Adding Documentation

Documentation is built with Sphinx and hosted on Read the Docs.

Local Build

cd docs/
pip install -r requirements.txt
make html

View at docs/build/html/index.html

Adding Pages

  1. Create docs/source/<page>.rst

  2. Add to index.rst table of contents

  3. Build and verify locally

  4. Submit PR

Docstring Style

Use Google-style docstrings:

def stem(self, word: str) -> str:
    """Find the morphological root of a word.

    Args:
        word: The word to stem

    Returns:
        The morphological root

    Example:
        >>> stemmer = DerivationalStemmer('eng')
        >>> stemmer.stem('organization')
        'organize'
    """

Code Review Process

All PRs are reviewed by maintainers. We look for:

  • Correctness: Does it work as intended?

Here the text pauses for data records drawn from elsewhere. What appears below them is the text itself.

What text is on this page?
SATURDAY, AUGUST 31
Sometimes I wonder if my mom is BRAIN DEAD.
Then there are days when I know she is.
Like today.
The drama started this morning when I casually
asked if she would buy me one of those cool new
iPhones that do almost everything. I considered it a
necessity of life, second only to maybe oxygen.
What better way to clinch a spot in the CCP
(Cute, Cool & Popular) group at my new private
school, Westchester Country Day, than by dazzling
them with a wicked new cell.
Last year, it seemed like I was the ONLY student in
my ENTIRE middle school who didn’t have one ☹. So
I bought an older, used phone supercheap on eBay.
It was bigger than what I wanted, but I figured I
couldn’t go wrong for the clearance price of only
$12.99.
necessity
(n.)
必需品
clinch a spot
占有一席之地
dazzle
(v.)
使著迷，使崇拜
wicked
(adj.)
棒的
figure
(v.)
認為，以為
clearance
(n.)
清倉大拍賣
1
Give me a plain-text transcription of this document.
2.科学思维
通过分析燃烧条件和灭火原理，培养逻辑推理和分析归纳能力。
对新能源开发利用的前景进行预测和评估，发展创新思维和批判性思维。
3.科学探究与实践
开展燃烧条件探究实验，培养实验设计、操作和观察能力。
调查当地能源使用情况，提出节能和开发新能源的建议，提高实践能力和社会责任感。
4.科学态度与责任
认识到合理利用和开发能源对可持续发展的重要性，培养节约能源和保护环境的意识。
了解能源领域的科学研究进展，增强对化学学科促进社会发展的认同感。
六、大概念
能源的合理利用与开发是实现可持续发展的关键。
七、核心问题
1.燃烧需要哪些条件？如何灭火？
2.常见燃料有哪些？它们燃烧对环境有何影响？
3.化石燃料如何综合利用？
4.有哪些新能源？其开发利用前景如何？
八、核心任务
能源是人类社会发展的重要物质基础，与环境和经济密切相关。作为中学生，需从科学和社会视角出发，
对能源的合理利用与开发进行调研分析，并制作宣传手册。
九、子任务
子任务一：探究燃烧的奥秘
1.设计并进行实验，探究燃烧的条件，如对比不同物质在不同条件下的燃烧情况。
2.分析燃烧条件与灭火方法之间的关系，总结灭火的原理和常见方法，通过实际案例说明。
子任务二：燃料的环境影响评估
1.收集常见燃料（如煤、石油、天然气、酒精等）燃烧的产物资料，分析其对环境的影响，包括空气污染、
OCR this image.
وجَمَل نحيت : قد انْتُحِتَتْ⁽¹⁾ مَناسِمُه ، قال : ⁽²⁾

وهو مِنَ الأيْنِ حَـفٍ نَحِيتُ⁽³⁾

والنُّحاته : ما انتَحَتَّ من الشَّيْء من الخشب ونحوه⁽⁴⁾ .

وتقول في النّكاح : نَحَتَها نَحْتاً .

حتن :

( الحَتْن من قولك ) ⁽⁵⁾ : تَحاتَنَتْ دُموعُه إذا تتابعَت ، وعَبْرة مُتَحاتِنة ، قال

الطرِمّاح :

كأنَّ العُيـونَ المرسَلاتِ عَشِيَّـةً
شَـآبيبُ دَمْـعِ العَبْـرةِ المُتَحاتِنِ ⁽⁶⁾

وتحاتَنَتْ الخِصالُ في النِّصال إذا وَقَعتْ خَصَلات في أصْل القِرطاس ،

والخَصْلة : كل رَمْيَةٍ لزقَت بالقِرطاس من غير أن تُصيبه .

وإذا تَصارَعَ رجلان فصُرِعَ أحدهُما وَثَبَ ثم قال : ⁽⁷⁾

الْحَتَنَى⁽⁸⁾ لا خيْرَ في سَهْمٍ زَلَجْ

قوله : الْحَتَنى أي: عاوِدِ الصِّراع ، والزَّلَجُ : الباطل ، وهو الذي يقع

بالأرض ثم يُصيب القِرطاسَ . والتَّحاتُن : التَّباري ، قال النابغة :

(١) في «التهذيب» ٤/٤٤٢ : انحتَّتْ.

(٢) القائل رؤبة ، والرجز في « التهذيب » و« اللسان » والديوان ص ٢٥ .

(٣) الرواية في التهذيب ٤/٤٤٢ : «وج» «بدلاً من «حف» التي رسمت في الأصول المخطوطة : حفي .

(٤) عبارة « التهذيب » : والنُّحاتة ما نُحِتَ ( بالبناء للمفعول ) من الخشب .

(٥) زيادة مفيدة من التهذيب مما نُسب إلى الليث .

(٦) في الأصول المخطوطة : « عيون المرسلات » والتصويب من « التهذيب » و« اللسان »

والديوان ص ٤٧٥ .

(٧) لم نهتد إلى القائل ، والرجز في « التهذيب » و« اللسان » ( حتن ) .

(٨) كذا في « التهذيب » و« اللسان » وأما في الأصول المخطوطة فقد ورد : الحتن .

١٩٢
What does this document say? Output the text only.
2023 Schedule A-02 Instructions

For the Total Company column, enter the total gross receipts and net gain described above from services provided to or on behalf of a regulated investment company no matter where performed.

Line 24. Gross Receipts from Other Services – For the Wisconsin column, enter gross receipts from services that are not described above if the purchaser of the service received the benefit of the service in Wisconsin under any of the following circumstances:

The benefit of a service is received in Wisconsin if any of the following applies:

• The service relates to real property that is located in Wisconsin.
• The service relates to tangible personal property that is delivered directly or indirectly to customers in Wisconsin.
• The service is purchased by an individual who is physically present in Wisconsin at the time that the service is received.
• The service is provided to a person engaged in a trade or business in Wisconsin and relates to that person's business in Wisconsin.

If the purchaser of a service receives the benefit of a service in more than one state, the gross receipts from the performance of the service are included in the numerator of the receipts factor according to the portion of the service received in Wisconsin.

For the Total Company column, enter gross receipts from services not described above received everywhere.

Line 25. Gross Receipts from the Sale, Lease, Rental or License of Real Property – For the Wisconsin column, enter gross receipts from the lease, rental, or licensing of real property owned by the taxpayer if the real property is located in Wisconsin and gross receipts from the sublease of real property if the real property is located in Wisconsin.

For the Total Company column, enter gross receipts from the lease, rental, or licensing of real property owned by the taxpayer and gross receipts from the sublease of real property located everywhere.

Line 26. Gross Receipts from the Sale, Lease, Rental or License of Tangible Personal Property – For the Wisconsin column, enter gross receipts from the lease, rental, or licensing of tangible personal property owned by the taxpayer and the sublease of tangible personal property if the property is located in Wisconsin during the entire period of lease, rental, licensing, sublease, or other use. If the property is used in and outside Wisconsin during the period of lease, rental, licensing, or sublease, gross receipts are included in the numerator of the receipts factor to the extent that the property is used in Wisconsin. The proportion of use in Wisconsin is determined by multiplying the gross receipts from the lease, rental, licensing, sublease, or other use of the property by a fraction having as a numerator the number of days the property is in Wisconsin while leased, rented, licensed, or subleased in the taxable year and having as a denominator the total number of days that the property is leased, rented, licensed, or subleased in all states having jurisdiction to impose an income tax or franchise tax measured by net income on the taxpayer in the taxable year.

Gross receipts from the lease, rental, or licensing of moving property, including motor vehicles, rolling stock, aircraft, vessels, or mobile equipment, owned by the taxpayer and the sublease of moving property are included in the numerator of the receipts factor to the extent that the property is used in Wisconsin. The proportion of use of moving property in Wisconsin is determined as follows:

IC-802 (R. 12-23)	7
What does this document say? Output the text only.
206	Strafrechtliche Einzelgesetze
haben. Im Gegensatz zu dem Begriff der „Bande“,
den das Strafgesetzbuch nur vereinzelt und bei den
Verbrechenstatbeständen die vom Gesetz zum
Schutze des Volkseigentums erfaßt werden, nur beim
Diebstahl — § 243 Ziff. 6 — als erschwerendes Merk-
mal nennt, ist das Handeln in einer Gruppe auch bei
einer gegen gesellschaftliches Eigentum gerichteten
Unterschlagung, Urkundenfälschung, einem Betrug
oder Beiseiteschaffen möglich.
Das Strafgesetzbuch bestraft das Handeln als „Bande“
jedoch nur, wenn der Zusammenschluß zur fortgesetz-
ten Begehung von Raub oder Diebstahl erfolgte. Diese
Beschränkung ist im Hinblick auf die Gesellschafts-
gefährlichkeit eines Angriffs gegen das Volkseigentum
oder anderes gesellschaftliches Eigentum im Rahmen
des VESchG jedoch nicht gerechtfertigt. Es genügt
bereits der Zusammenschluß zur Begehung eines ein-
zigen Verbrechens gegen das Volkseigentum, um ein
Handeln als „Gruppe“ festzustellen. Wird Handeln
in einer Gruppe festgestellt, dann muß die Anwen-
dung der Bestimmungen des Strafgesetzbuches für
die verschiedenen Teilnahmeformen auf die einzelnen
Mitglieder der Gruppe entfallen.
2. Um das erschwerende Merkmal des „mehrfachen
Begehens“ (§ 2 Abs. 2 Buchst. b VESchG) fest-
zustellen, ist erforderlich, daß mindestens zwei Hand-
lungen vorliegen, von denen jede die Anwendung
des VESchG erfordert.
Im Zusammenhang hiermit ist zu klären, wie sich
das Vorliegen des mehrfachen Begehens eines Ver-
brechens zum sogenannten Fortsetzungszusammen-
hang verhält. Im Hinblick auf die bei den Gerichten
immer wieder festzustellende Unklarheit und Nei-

  • Tests: Is it well-tested?

  • Documentation: Is it documented?

  • Style: Does it follow conventions?

  • Performance: Does it maintain speed?

Feedback may include:

  • Requests for changes

  • Suggestions for improvements

  • Questions about design decisions

Please be patient and constructive in discussions.

Release Process

Versioning

We follow Semantic Versioning (semver):

  • MAJOR: Incompatible API changes

  • MINOR: New features, backwards-compatible

  • PATCH: Bug fixes, backwards-compatible

Maintainer Responsibilities

  1. Review and merge PRs

  2. Update CHANGELOG.md

  3. Create GitHub releases

  4. Publish to PyPI

  5. Update documentation

Community Guidelines

  • Be respectful and constructive

  • Focus on the issue, not the person

  • Assume good intentions

  • Ask questions when unclear

  • Give credit to contributors

License

By contributing, you agree that your contributions will be licensed under the MIT License.

Questions?

  • Open an issue on GitHub

  • Tag maintainers: @droidmaximus

Thank you for contributing to Crossstem!